A bomb is a horrific event. All is still and quiet, you are walking along a path in a jungle, a desert or a city street and suddenly one goes off. All is instant chaos, you cannot imagine the volume of the noise (your ears will not hear anything else for days and probably ring for the rest of your life, mine do and I never know true silence), the impact of the explosion will physically move you (you may be thrown upwards or sideways but you will move without the ability to control your direction until you land somewhere), the smell permeates your brain and body and that odor will never be forgotten, people closer to detonation point will be essentially vaporized (cease to exist in any form other than sprayed body fluids and bits of bone), others will be slumped over and still with a tiny piece of shrapnel that blew through their brain, you will try to regroup, get up, regain your balance, check your weapons, etc while all the time rocks, dirt, dust and body parts (boots with feet and helmets with heads in them) are raining down all around you.

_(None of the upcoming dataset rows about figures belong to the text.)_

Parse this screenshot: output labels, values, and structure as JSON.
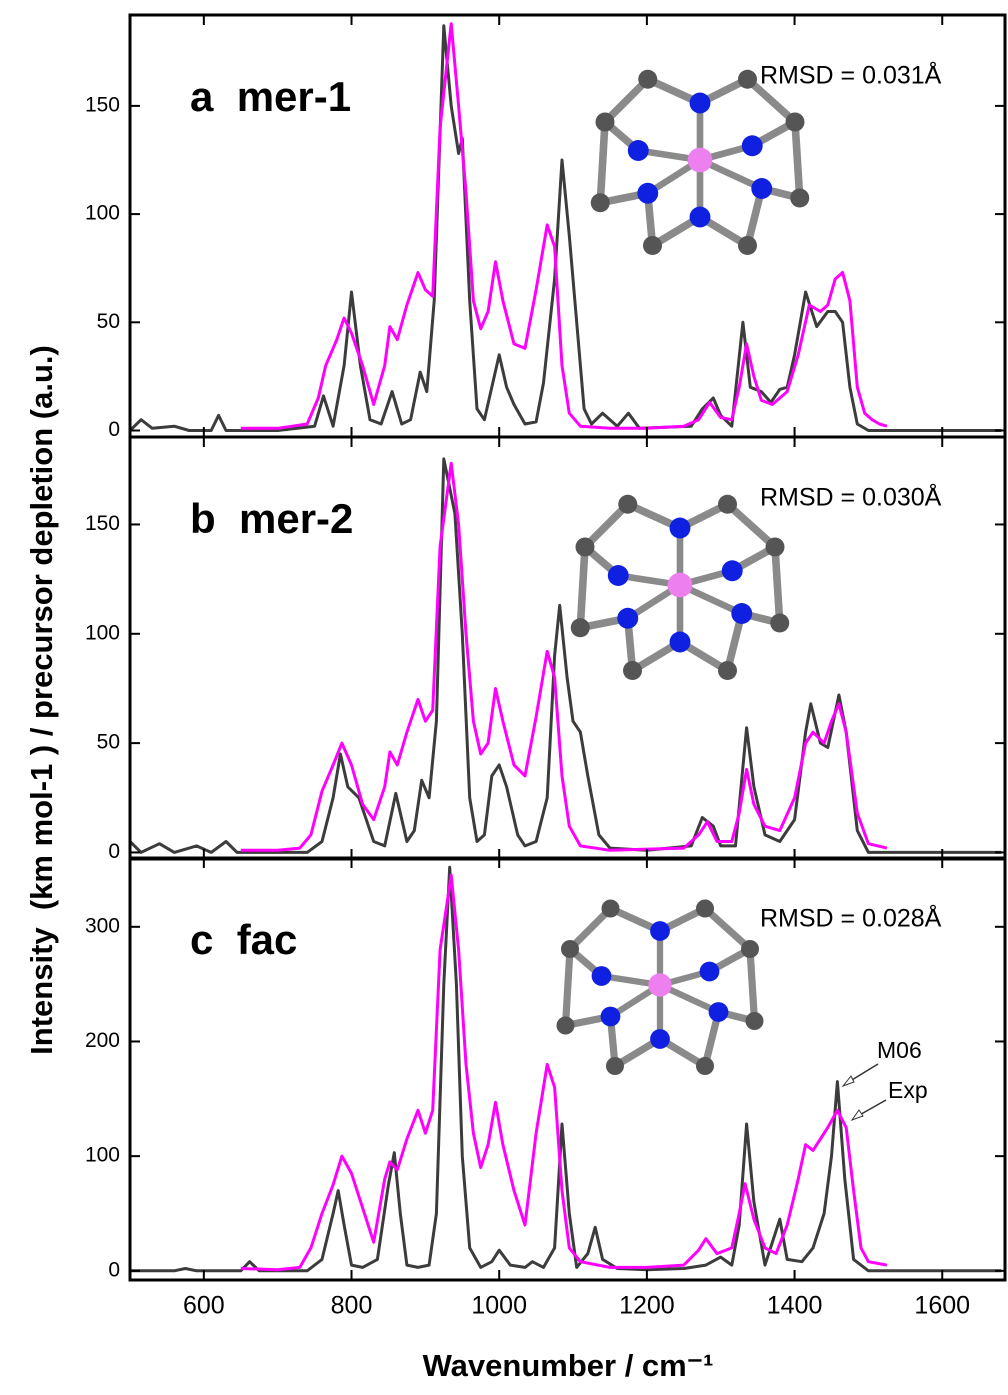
{
  "chart_data": [
    {
      "type": "line",
      "title": "a  mer-1",
      "annotation": "RMSD = 0.031Å",
      "ylim": [
        -3,
        192
      ],
      "yticks": [
        0,
        50,
        100,
        150
      ],
      "series": [
        {
          "color": "#3c3c3c",
          "x": [
            500,
            515,
            530,
            560,
            580,
            610,
            620,
            630,
            700,
            750,
            762,
            775,
            790,
            800,
            812,
            825,
            840,
            855,
            868,
            880,
            893,
            902,
            912,
            925,
            935,
            945,
            950,
            960,
            970,
            980,
            990,
            1000,
            1010,
            1020,
            1035,
            1050,
            1060,
            1075,
            1085,
            1095,
            1105,
            1115,
            1125,
            1140,
            1160,
            1175,
            1190,
            1260,
            1275,
            1290,
            1300,
            1315,
            1330,
            1340,
            1355,
            1368,
            1380,
            1390,
            1400,
            1415,
            1430,
            1445,
            1455,
            1465,
            1475,
            1485,
            1500,
            1680
          ],
          "values": [
            0,
            5,
            1,
            2,
            0,
            0,
            7,
            0,
            0,
            2,
            16,
            2,
            30,
            64,
            30,
            5,
            3,
            18,
            3,
            5,
            27,
            18,
            60,
            187,
            150,
            128,
            135,
            60,
            10,
            5,
            20,
            35,
            20,
            12,
            3,
            4,
            22,
            70,
            125,
            90,
            50,
            10,
            3,
            8,
            2,
            8,
            1,
            2,
            10,
            15,
            7,
            2,
            50,
            20,
            18,
            13,
            19,
            20,
            35,
            64,
            48,
            55,
            55,
            50,
            20,
            3,
            0,
            0
          ]
        },
        {
          "color": "#ff00ff",
          "x": [
            650,
            700,
            720,
            740,
            755,
            765,
            780,
            790,
            800,
            815,
            830,
            845,
            852,
            862,
            875,
            890,
            900,
            910,
            920,
            935,
            945,
            955,
            965,
            975,
            985,
            995,
            1005,
            1020,
            1035,
            1050,
            1065,
            1075,
            1085,
            1095,
            1110,
            1150,
            1200,
            1250,
            1270,
            1285,
            1300,
            1315,
            1325,
            1335,
            1345,
            1355,
            1370,
            1390,
            1405,
            1420,
            1435,
            1445,
            1455,
            1465,
            1475,
            1485,
            1495,
            1505,
            1515,
            1525
          ],
          "values": [
            1,
            1,
            2,
            3,
            15,
            30,
            42,
            52,
            45,
            30,
            12,
            30,
            48,
            42,
            58,
            73,
            65,
            62,
            140,
            188,
            150,
            110,
            60,
            47,
            55,
            78,
            60,
            40,
            38,
            65,
            95,
            85,
            30,
            8,
            2,
            1,
            1,
            2,
            5,
            13,
            6,
            5,
            20,
            40,
            25,
            14,
            12,
            18,
            35,
            58,
            55,
            58,
            70,
            73,
            60,
            20,
            8,
            5,
            3,
            2
          ]
        }
      ]
    },
    {
      "type": "line",
      "title": "b  mer-2",
      "annotation": "RMSD = 0.030Å",
      "ylabel": "Intensity  (km mol-1 ) / precursor depletion (a.u.)",
      "ylim": [
        -3,
        190
      ],
      "yticks": [
        0,
        50,
        100,
        150
      ],
      "series": [
        {
          "color": "#3c3c3c",
          "x": [
            500,
            515,
            540,
            560,
            590,
            610,
            630,
            645,
            700,
            740,
            760,
            775,
            785,
            795,
            810,
            830,
            845,
            860,
            875,
            885,
            895,
            905,
            915,
            925,
            940,
            950,
            960,
            970,
            980,
            990,
            1000,
            1010,
            1025,
            1035,
            1050,
            1065,
            1075,
            1082,
            1092,
            1100,
            1110,
            1120,
            1135,
            1150,
            1200,
            1260,
            1275,
            1290,
            1300,
            1320,
            1335,
            1345,
            1360,
            1380,
            1400,
            1415,
            1422,
            1435,
            1445,
            1460,
            1470,
            1485,
            1500,
            1680
          ],
          "values": [
            5,
            0,
            4,
            0,
            3,
            0,
            5,
            0,
            0,
            0,
            5,
            25,
            45,
            30,
            25,
            5,
            3,
            27,
            5,
            10,
            33,
            25,
            60,
            180,
            155,
            100,
            25,
            5,
            8,
            35,
            40,
            30,
            8,
            3,
            5,
            25,
            90,
            113,
            80,
            60,
            55,
            35,
            8,
            2,
            1,
            3,
            16,
            12,
            3,
            3,
            57,
            30,
            8,
            5,
            15,
            55,
            68,
            50,
            48,
            72,
            55,
            10,
            0,
            0
          ]
        },
        {
          "color": "#ff00ff",
          "x": [
            650,
            700,
            730,
            745,
            760,
            775,
            787,
            800,
            815,
            830,
            845,
            852,
            862,
            875,
            890,
            900,
            910,
            920,
            935,
            945,
            955,
            965,
            975,
            985,
            995,
            1005,
            1020,
            1035,
            1050,
            1065,
            1075,
            1085,
            1095,
            1110,
            1150,
            1250,
            1270,
            1282,
            1295,
            1315,
            1325,
            1335,
            1345,
            1360,
            1380,
            1400,
            1415,
            1425,
            1440,
            1450,
            1460,
            1470,
            1485,
            1500,
            1525
          ],
          "values": [
            1,
            1,
            2,
            8,
            28,
            40,
            50,
            40,
            22,
            15,
            30,
            46,
            40,
            55,
            70,
            60,
            65,
            140,
            178,
            150,
            100,
            60,
            45,
            50,
            75,
            60,
            40,
            35,
            62,
            92,
            80,
            35,
            12,
            3,
            1,
            2,
            8,
            14,
            5,
            5,
            18,
            38,
            22,
            12,
            10,
            25,
            50,
            55,
            50,
            60,
            68,
            55,
            18,
            4,
            2
          ]
        }
      ]
    },
    {
      "type": "line",
      "title": "c  fac",
      "annotation": "RMSD = 0.028Å",
      "xlabel": "Wavenumber / cm⁻¹",
      "xlim": [
        500,
        1685
      ],
      "xticks": [
        600,
        800,
        1000,
        1200,
        1400,
        1600
      ],
      "ylim": [
        -8,
        360
      ],
      "yticks": [
        0,
        100,
        200,
        300
      ],
      "series": [
        {
          "name": "M06",
          "color": "#3c3c3c",
          "x": [
            500,
            560,
            575,
            590,
            650,
            662,
            675,
            740,
            760,
            775,
            782,
            790,
            800,
            815,
            835,
            850,
            858,
            866,
            875,
            890,
            905,
            915,
            925,
            933,
            942,
            950,
            960,
            975,
            990,
            1000,
            1015,
            1035,
            1045,
            1060,
            1075,
            1085,
            1095,
            1105,
            1120,
            1130,
            1140,
            1160,
            1200,
            1250,
            1280,
            1300,
            1315,
            1325,
            1335,
            1345,
            1360,
            1370,
            1380,
            1390,
            1410,
            1425,
            1440,
            1450,
            1458,
            1468,
            1480,
            1500,
            1680
          ],
          "values": [
            0,
            0,
            2,
            0,
            0,
            8,
            0,
            0,
            10,
            50,
            70,
            40,
            5,
            3,
            10,
            75,
            103,
            50,
            5,
            3,
            5,
            50,
            250,
            352,
            250,
            100,
            20,
            3,
            8,
            18,
            5,
            3,
            8,
            3,
            20,
            128,
            50,
            3,
            15,
            38,
            10,
            2,
            1,
            2,
            5,
            12,
            5,
            40,
            128,
            60,
            5,
            25,
            45,
            10,
            8,
            20,
            50,
            100,
            165,
            80,
            10,
            0,
            0
          ]
        },
        {
          "name": "Exp",
          "color": "#ff00ff",
          "x": [
            650,
            700,
            730,
            745,
            760,
            775,
            787,
            800,
            815,
            830,
            845,
            852,
            862,
            875,
            890,
            900,
            910,
            920,
            935,
            945,
            955,
            965,
            975,
            985,
            995,
            1005,
            1020,
            1035,
            1050,
            1065,
            1075,
            1085,
            1095,
            1110,
            1150,
            1200,
            1250,
            1270,
            1280,
            1295,
            1315,
            1325,
            1333,
            1345,
            1360,
            1375,
            1390,
            1405,
            1415,
            1425,
            1435,
            1445,
            1458,
            1470,
            1480,
            1490,
            1500,
            1525
          ],
          "values": [
            2,
            1,
            3,
            20,
            50,
            75,
            100,
            85,
            55,
            25,
            80,
            95,
            88,
            115,
            140,
            120,
            140,
            280,
            345,
            280,
            180,
            120,
            90,
            110,
            147,
            110,
            70,
            40,
            120,
            180,
            160,
            70,
            20,
            8,
            3,
            3,
            5,
            18,
            28,
            15,
            20,
            50,
            76,
            45,
            20,
            15,
            40,
            80,
            110,
            105,
            115,
            125,
            140,
            125,
            70,
            20,
            8,
            5
          ]
        }
      ]
    }
  ]
}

Someone will come up and tell you what to do or ask you a question but you cannot hear them when they are shouting in your face, your brain does not quite process as you have had a mammoth brain concussion where your brain has slammed against part of your skull and is hurt and the swelling has begun. You feel a nausea as you would when you fall on the ice and hit your head or been beaned by a fastball in the noggin, your nausea makes you vomit and it comes out your mouth and nose. You find yourself bleeding out your nose, then mouth, then ears and sometimes you need to push your eyeballs back into their sockets as your eyes feel raw from the dust and vapors of the explosive. Your vision is blurred and you are unable to focus. You wonder is this what it is like to die or am I already dead. The guy in front of you or behind you a moment ago no longer exists.

So why did the SD Sheriff’s burn down the house in the above incident? So none of their guys need experience the effects as I suggest. Have a nice day!